Neither idea works well, that's one of the several reasons we don't and never have lived in a democracy. For which we should all give thanks, daily.
And to agree with another comment, I'd prefer not to be ruled by either.
But in an enforced choice, I'll take the phone book. If there is anything that the last 50 years have taught us, it is that great knowledge in a particular field does not necessarily impart wisdom, or kindness, nor patriotism, nor a sense of one's own limitations or of the Law of Unintended Consequences.
The faculties of most major universities serve as useful examples of this: experts in linguistics, or history, or art blathering idiocies on climate change or economics when most can't count their own fingers and get the same answer twice.
 
I don't think it really matters. In the end, they're all human and no amount of intellect can save us from our own nature. Sorry, that's a cheap answer.

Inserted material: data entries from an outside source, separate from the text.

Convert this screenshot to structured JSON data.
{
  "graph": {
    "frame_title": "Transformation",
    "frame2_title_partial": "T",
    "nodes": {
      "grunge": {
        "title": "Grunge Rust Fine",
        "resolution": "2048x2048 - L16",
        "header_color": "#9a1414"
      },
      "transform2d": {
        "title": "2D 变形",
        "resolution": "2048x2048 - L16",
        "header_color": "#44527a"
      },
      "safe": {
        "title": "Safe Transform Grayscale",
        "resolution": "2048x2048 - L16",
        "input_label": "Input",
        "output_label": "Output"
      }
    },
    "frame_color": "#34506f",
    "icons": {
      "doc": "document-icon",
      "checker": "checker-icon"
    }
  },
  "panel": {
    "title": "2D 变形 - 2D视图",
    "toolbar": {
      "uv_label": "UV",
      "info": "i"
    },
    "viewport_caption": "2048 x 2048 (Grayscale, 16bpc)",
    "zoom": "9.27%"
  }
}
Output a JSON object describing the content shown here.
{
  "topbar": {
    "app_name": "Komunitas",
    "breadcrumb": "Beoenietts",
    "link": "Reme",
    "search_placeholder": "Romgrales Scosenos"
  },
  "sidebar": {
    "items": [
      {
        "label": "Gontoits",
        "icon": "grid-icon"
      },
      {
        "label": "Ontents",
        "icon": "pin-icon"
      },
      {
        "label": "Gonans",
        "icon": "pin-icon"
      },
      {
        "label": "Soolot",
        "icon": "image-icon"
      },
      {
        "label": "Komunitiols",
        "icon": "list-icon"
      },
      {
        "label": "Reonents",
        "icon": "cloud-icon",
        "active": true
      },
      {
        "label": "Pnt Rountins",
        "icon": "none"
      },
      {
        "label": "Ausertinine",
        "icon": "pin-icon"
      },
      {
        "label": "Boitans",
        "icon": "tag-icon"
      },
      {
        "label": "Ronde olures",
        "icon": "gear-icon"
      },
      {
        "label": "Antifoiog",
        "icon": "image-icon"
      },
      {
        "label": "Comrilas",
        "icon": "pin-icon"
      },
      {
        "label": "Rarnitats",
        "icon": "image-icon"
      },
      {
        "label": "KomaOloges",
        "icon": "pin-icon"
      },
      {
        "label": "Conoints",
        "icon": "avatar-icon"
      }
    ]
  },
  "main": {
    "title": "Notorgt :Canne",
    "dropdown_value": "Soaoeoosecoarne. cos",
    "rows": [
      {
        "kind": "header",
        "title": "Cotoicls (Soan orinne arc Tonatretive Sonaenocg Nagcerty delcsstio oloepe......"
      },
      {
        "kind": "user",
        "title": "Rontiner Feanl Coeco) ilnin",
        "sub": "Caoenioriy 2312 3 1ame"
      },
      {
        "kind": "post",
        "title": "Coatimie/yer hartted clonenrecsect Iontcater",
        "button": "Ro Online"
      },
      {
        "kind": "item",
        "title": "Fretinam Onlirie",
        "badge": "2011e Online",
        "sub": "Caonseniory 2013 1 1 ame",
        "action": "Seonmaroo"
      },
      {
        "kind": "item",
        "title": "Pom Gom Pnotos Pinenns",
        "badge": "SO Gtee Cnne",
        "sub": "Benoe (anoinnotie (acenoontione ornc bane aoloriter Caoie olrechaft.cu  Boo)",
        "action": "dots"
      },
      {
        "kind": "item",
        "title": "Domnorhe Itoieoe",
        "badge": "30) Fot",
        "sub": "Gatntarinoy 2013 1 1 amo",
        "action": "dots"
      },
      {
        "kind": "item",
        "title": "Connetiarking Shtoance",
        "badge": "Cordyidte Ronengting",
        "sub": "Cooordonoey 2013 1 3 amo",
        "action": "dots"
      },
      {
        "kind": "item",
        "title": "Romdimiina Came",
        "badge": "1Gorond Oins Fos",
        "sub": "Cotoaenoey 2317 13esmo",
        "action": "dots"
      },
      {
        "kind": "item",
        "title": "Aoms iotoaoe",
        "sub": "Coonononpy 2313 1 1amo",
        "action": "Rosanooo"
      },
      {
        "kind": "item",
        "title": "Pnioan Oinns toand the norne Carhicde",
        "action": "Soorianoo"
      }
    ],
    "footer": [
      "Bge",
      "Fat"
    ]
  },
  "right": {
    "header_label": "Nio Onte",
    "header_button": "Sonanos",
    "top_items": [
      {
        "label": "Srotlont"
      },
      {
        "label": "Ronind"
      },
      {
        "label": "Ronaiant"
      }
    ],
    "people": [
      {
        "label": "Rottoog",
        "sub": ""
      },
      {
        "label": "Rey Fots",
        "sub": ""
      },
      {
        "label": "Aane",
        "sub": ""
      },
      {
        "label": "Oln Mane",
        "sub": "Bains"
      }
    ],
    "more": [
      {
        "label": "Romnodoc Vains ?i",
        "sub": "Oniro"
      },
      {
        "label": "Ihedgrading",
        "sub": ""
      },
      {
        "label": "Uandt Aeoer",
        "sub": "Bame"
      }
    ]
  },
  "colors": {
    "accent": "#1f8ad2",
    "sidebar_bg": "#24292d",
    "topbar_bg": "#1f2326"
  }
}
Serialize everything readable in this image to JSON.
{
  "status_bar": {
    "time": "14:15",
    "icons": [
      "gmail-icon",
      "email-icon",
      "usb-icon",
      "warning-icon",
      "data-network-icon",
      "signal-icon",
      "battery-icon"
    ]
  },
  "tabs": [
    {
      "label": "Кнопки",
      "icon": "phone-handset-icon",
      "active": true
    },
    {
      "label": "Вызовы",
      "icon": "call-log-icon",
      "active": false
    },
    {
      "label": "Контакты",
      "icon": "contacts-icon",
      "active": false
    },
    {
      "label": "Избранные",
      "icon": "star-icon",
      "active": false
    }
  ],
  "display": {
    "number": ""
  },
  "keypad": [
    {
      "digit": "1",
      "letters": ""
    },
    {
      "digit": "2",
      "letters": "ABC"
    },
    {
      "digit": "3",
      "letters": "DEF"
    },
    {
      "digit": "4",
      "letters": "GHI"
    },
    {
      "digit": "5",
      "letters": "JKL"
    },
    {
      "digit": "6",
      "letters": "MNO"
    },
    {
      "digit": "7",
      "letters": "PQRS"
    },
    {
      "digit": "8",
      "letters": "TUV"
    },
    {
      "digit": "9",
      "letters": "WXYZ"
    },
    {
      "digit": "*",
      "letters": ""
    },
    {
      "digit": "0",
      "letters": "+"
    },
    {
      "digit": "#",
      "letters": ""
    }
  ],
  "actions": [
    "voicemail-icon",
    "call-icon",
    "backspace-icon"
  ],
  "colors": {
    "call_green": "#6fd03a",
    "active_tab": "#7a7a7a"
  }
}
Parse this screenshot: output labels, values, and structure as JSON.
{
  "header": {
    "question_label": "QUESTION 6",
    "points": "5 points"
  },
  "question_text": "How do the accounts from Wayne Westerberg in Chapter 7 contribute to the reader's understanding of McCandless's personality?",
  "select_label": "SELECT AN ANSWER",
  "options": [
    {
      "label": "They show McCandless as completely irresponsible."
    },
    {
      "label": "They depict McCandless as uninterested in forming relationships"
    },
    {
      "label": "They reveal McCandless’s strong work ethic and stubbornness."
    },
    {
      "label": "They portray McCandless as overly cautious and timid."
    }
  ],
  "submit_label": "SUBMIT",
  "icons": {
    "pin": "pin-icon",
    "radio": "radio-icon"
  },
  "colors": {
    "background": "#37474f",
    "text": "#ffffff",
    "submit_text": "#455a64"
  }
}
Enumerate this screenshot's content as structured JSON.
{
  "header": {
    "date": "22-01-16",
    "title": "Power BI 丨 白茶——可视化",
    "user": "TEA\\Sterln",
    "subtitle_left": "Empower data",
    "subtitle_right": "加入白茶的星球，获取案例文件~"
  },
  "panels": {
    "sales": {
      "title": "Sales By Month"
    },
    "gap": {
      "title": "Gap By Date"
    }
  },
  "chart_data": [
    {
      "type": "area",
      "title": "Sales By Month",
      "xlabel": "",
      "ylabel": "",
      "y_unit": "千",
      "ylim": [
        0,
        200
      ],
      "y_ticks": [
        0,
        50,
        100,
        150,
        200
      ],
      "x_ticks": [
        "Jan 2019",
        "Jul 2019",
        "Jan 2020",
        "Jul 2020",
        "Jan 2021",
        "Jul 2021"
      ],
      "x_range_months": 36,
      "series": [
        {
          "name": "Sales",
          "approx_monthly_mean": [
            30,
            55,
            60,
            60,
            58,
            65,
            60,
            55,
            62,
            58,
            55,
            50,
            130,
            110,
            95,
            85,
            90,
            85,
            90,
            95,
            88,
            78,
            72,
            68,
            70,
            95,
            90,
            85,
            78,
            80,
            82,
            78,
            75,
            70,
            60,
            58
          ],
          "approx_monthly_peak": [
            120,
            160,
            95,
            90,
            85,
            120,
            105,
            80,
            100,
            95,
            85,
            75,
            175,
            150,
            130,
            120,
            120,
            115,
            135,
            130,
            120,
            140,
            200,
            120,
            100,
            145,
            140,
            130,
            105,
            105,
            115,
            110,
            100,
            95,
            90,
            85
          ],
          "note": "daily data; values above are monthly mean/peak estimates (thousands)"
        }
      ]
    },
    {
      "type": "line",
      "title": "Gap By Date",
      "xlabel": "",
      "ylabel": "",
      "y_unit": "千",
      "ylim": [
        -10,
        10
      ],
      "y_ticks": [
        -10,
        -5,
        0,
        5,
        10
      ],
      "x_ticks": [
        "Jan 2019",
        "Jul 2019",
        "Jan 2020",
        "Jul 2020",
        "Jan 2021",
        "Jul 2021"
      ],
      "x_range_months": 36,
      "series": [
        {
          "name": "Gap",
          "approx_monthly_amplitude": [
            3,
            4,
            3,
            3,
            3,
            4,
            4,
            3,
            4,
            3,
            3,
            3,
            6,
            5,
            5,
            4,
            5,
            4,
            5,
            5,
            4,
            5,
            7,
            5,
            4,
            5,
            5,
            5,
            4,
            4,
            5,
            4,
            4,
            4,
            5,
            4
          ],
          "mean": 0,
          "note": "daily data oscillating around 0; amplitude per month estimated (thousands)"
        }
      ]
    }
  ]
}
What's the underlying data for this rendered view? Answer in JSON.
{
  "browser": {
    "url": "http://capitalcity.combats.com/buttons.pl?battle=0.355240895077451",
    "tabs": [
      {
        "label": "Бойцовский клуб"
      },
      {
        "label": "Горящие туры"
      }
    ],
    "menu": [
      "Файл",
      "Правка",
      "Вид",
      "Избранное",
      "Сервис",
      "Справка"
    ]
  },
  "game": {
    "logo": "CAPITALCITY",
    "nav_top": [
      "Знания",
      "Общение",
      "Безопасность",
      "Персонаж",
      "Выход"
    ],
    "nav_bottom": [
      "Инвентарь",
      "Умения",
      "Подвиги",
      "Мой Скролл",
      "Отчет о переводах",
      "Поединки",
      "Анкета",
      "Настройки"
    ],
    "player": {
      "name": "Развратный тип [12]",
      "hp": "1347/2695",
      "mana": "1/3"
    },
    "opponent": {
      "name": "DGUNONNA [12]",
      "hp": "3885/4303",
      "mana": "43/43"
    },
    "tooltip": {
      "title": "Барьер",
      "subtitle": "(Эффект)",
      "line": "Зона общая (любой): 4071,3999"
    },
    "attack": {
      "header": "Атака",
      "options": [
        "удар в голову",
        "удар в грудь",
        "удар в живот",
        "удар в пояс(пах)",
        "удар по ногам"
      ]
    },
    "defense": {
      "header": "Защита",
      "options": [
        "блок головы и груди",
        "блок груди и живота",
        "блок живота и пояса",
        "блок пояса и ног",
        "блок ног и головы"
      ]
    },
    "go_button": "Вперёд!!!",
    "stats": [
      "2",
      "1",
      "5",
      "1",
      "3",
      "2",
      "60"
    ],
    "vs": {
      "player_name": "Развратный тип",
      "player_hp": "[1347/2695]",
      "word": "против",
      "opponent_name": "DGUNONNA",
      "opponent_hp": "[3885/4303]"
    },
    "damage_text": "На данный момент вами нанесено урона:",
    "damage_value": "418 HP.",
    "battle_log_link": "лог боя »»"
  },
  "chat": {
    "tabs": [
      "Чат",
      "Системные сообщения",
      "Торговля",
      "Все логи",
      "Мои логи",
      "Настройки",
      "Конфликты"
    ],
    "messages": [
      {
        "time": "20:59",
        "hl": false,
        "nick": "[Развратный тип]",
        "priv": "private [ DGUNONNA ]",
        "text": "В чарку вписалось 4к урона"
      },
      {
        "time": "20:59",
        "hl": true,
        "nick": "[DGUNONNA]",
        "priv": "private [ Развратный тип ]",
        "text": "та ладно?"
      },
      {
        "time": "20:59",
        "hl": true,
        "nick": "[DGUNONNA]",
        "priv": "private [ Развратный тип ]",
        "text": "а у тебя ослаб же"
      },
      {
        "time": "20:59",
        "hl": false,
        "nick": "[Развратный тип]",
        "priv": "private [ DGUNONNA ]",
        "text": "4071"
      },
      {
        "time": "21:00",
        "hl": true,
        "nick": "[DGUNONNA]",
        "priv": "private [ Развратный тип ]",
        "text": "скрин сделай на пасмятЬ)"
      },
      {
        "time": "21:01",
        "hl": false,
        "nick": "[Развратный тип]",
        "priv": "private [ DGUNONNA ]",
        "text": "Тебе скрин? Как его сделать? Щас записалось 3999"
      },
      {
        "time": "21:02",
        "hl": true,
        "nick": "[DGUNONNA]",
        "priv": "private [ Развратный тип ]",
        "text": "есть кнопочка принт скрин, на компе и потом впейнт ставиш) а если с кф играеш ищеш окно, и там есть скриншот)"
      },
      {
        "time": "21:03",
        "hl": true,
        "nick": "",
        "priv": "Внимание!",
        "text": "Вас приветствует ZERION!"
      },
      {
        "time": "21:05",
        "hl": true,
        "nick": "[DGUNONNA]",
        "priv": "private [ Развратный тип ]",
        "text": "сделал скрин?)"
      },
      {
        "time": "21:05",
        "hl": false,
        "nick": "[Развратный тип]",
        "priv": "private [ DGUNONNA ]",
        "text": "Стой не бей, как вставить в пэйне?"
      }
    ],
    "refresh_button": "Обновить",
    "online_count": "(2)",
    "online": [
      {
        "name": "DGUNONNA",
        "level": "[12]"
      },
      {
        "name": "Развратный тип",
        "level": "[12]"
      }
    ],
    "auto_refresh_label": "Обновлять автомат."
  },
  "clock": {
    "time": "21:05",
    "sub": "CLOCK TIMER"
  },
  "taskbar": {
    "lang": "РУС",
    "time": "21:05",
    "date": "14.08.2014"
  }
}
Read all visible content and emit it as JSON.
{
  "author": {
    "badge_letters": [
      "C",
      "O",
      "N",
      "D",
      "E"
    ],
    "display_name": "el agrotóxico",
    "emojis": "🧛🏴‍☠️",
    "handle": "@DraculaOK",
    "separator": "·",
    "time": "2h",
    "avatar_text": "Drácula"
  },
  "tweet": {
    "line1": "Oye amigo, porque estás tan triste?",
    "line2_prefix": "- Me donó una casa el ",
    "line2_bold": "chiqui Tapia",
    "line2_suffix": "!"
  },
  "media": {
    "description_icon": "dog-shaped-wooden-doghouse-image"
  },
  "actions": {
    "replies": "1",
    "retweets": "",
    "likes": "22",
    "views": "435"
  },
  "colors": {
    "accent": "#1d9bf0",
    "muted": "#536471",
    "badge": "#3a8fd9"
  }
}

I don't think it's really a question of who governs us, but how they do it. Do they sit in a room, far removed from the consequences of their decisions? Or are they on the proverbial front lines, directly affected by the decisions they make? Given a choice, if the latter applies, I'll take the Harvard scholars. They'll probably be too busy arguing amongst themselves to do too much damage anyways.
 
Sit in your car at your local grocery store and watch the people going in and out. Is there anyone you see someone you would want as your leader? To me they look like capalistic mongloids. Do we really want the whole world to look like these people? Because they are the democratic product. Take away the oil and see what happens to their society. However, in the store there were people who looked kind and loving. Every society since the beginning of time have had the same kind of market experience.
 
Dear Karl,

Please don't put these posters on your list.

Thank-you,
Chappele, The writers of the Daily Show, The Corbert Report, Bill Mayer, Ricky Garvis, Bach, Handel and over 3,000 conspiracy sights.Etc.
 
He's a Yale guy -- wouldn't say it about Yale.